Que você esteja lendo "Harry Potter" ou "Grandes esperanças",
você está lendo o tipo de enredo que inspirou Darwin.
Mas estudos recentes demonstram que essa pode não ser toda a história:
nossa percepção de ser herói, homem, mulher, ou até espécie,
e aceitar os desafios do mundo, pode estar errada.
Ao invés de sermos programados para competir,
para sermos os heróis solitários da nossa própria história,
poderíamos ser membros de uma missão compartilhada.
Mais Hobbit do que Harry.
Algumas vezes, é claro, os sapatos que estamos usando podem ficar muito gastos.
Afinal, nós não andamos apenas uma milha nos sapatos de Jane Austen ou Mark Twain -
andamos cerca de cem trilhões de milhas.
Isso não quer dizer que não possamos ler e gostar dos clássicos.
Devemos viajar com Dickens,
deixar o Pip ensinar o que esperar de nós mesmos,
conversar com Austen e Elizabeth sobre nossos orgulhos e preconceitos.
Navegar Mississippi abaixo com Twain,
e deixar o Jim nos mostrar o que significa ser bom.
Mas na nossa jornada, devemos nos lembrar
de que o terreno mudou. Vamos comprar
botas que foram feitas para andar em uma nova era.

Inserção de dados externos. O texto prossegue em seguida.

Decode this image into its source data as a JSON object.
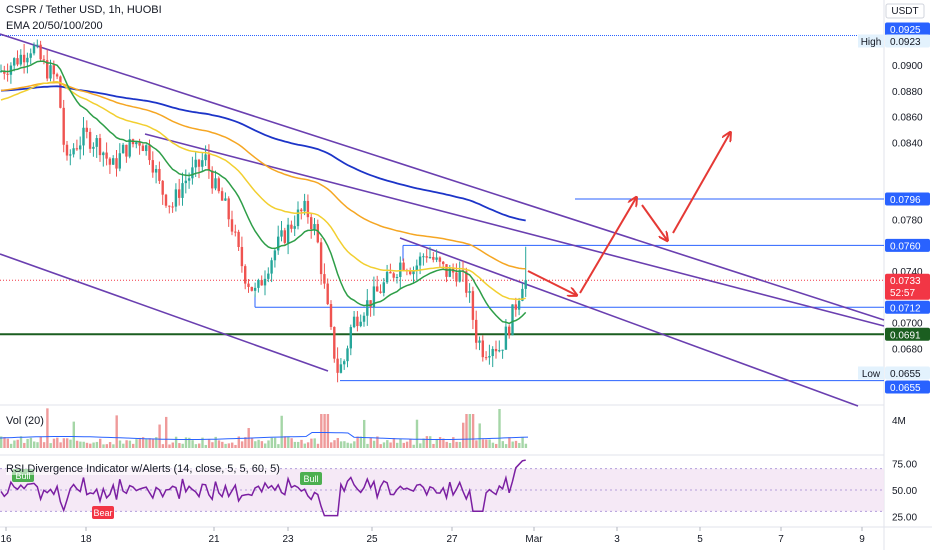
{
  "header": {
    "title": "CSPR / Tether USD, 1h, HUOBI",
    "indicator": "EMA 20/50/100/200"
  },
  "currency_label": "USDT",
  "volume_pane": {
    "label": "Vol (20)",
    "scale_label": "4M"
  },
  "rsi_pane": {
    "label": "RSI Divergence Indicator w/Alerts (14, close, 5, 5, 60, 5)",
    "ticks": [
      "75.00",
      "50.00",
      "25.00"
    ],
    "tags": [
      {
        "text": "Bull",
        "color": "#4caf50"
      },
      {
        "text": "Bear",
        "color": "#f23645"
      },
      {
        "text": "Bull",
        "color": "#4caf50"
      }
    ]
  },
  "chart_data": {
    "type": "candlestick",
    "x_axis_labels": [
      "16",
      "18",
      "21",
      "23",
      "25",
      "27",
      "Mar",
      "3",
      "5",
      "7",
      "9"
    ],
    "y_axis_ticks": [
      "0.0900",
      "0.0880",
      "0.0860",
      "0.0840",
      "0.0780",
      "0.0740",
      "0.0700",
      "0.0680"
    ],
    "price_tags": [
      {
        "value": "0.0925",
        "text_color": "#ffffff",
        "bg": "#2962ff"
      },
      {
        "value": "0.0923",
        "text_color": "#131722",
        "bg": "#e3f2fd",
        "side_label": "High"
      },
      {
        "value": "0.0796",
        "text_color": "#ffffff",
        "bg": "#2962ff"
      },
      {
        "value": "0.0760",
        "text_color": "#ffffff",
        "bg": "#2962ff"
      },
      {
        "value": "0.0733",
        "text_color": "#ffffff",
        "bg": "#f23645",
        "sub": "52:57"
      },
      {
        "value": "0.0712",
        "text_color": "#ffffff",
        "bg": "#2962ff"
      },
      {
        "value": "0.0691",
        "text_color": "#ffffff",
        "bg": "#1b5e20"
      },
      {
        "value": "0.0655",
        "text_color": "#131722",
        "bg": "#e3f2fd",
        "side_label": "Low"
      },
      {
        "value": "0.0655",
        "text_color": "#ffffff",
        "bg": "#2962ff"
      }
    ],
    "horizontal_levels": [
      0.0923,
      0.0796,
      0.076,
      0.0712,
      0.0691,
      0.0655
    ],
    "last_price": 0.0733,
    "ema_colors": {
      "ema20": "#2e9e48",
      "ema50": "#f2cf30",
      "ema100": "#f5a623",
      "ema200": "#1c34c8"
    },
    "channel_color": "#6a3fb0",
    "projection_color": "#e53935",
    "colors": {
      "up": "#26a69a",
      "down": "#ef5350",
      "rsi": "#7b1fa2"
    }
  }
}
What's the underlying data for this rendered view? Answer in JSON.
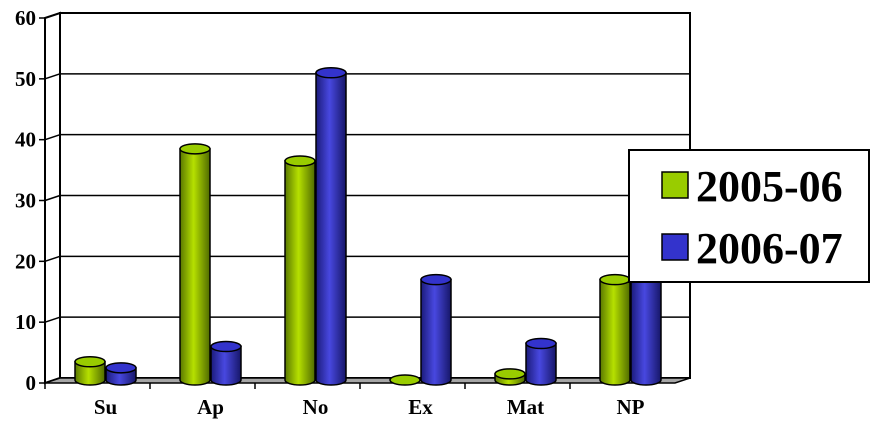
{
  "chart_data": {
    "type": "bar",
    "categories": [
      "Su",
      "Ap",
      "No",
      "Ex",
      "Mat",
      "NP"
    ],
    "series": [
      {
        "name": "2005-06",
        "values": [
          3,
          38,
          36,
          0,
          1,
          16.5
        ],
        "color": "#99cc00"
      },
      {
        "name": "2006-07",
        "values": [
          2,
          5.5,
          50.5,
          16.5,
          6,
          20
        ],
        "color": "#3333cc"
      }
    ],
    "ylim": [
      0,
      60
    ],
    "yticks": [
      "0",
      "10",
      "20",
      "30",
      "40",
      "50",
      "60"
    ],
    "grid": true,
    "legend": "right",
    "style": "3d-cylinder"
  }
}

Vejam por exemplo Katniss Everdeen, e sua batalha contra a Capital.
Os "Jogos Vorazes" podem nos fazer repensar o capitalismo?
Podem nos dar uma aula sobre por que o indivíduo não deve se colocar na frente do grupo?
"Feios" reflete os perigos de buscar um corpo perfeito
e deixar a mídia definir o que é bonito?
Os "Seekers" trilharão um caminho para além do aquecimento global?
As lutas de vida ou morte de Toklo, Kallik, Lusa
e dos outros ursos mapearão um rumo para entender os animais
e o nosso lugar no mundo deles?
Apenas o futuro dirá que histórias vão envolver nossa imaginação,
que histórias de faz-de-conta faremos amanhã,
mas a boa notícia é essa:
todos os dias há novas histórias nas quais se aventurar.
Novos contos que prometem influenciar, criar e instigar mudanças.
Histórias que você mesmo pode escrever.
Então acredito que a pergunta final é essa:
qual a próxima história que você vai explorar?